La baisse des taux d’intérêts se poursuit… le baromètre des taux Prêt Partners de juillet 2014

L’été sera peut-être beau, et peut-être chaud… toujours est-il qu’il sera des plus agréables pour les futurs emprunteurs.

En effet, une grande partie des partenaires bancaires de Prêt Partners, courtier en prêt et regroupement de crédits, a annoncé une nouvelle baisse des taux d’intérêts des crédits immobiliers sur juillet.

C’est même de nouveaux records qui sont en passe d’être battus avec des prêts à taux fixe sur 25 ans qui affichent des taux d’intérêts inférieurs à 3%, et même inférieurs à 2.50% sur 15 ans, et on frôle même les 2% en taux fixe sur 10 ans… du jamais vu !!

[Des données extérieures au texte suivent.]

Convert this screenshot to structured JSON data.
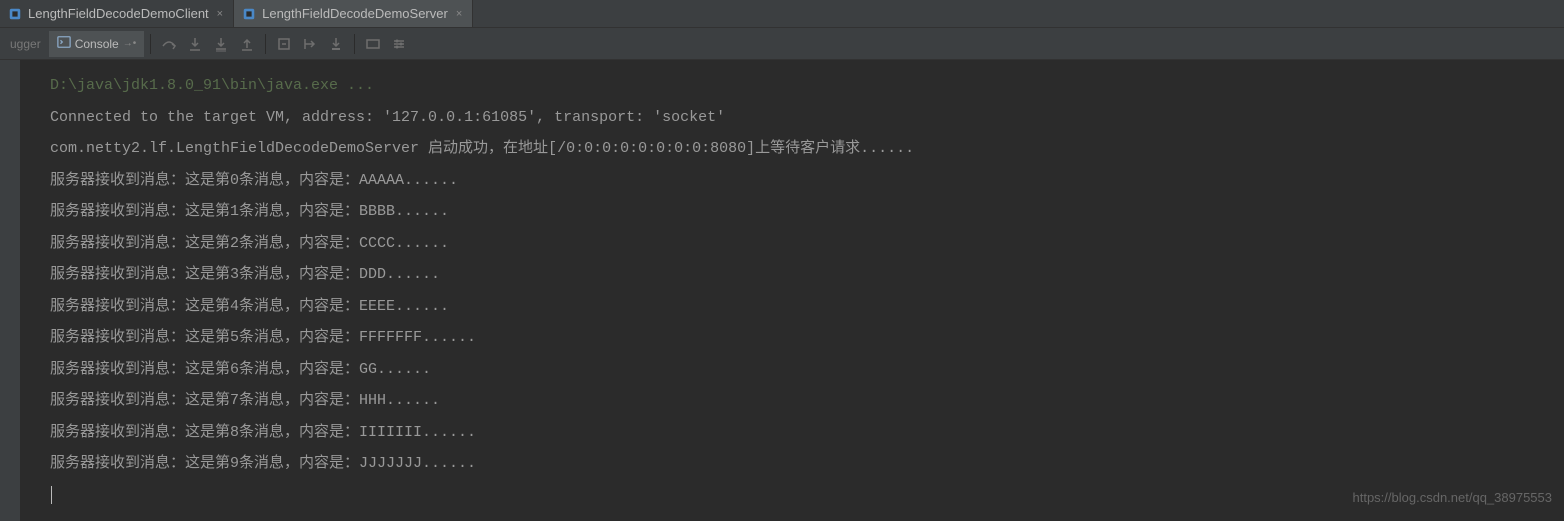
{
  "tabs": [
    {
      "label": "LengthFieldDecodeDemoClient",
      "active": false
    },
    {
      "label": "LengthFieldDecodeDemoServer",
      "active": true
    }
  ],
  "toolbar": {
    "debugger_label": "ugger",
    "console_label": "Console"
  },
  "console": {
    "path_line": "D:\\java\\jdk1.8.0_91\\bin\\java.exe ...",
    "connected_line": "Connected to the target VM, address: '127.0.0.1:61085', transport: 'socket'",
    "startup_line": "com.netty2.lf.LengthFieldDecodeDemoServer 启动成功，在地址[/0:0:0:0:0:0:0:0:8080]上等待客户请求......",
    "messages": [
      "服务器接收到消息：这是第0条消息，内容是：AAAAA......",
      "服务器接收到消息：这是第1条消息，内容是：BBBB......",
      "服务器接收到消息：这是第2条消息，内容是：CCCC......",
      "服务器接收到消息：这是第3条消息，内容是：DDD......",
      "服务器接收到消息：这是第4条消息，内容是：EEEE......",
      "服务器接收到消息：这是第5条消息，内容是：FFFFFFF......",
      "服务器接收到消息：这是第6条消息，内容是：GG......",
      "服务器接收到消息：这是第7条消息，内容是：HHH......",
      "服务器接收到消息：这是第8条消息，内容是：IIIIIII......",
      "服务器接收到消息：这是第9条消息，内容是：JJJJJJJ......"
    ]
  },
  "watermark": "https://blog.csdn.net/qq_38975553"
}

 C’est Noël en juillet pour les futurs emprunteurs…

Cette baisse s’explique principalement par celle du taux des AOT 10 ans (indicateur de taux long terme) qui est passé de 1.77% début juin (le 11 précisément) à 1.60% en ce début de mois.

Il est à noter que c’est plus la réduction du taux des AOT qui a joué que la baisse des taux directeurs de la Banque Centrale Européenne (BCE) du mois dernier, qui a tout de même permis à l’Euribor 3 mois de revenir flirter avec les 0.20%, contre 0.264% le 11 juin dernier.

Les conseillers en financement Prêt Partners constate par contre un rapprochement des niveaux de taux d’intérêts pratiqués entre les établissements de crédits. En effet, les banques qui étaient les plus chères sur le 1er semestre ont fait de sérieux efforts pour se rapprocher des banques les mieux placées du marché.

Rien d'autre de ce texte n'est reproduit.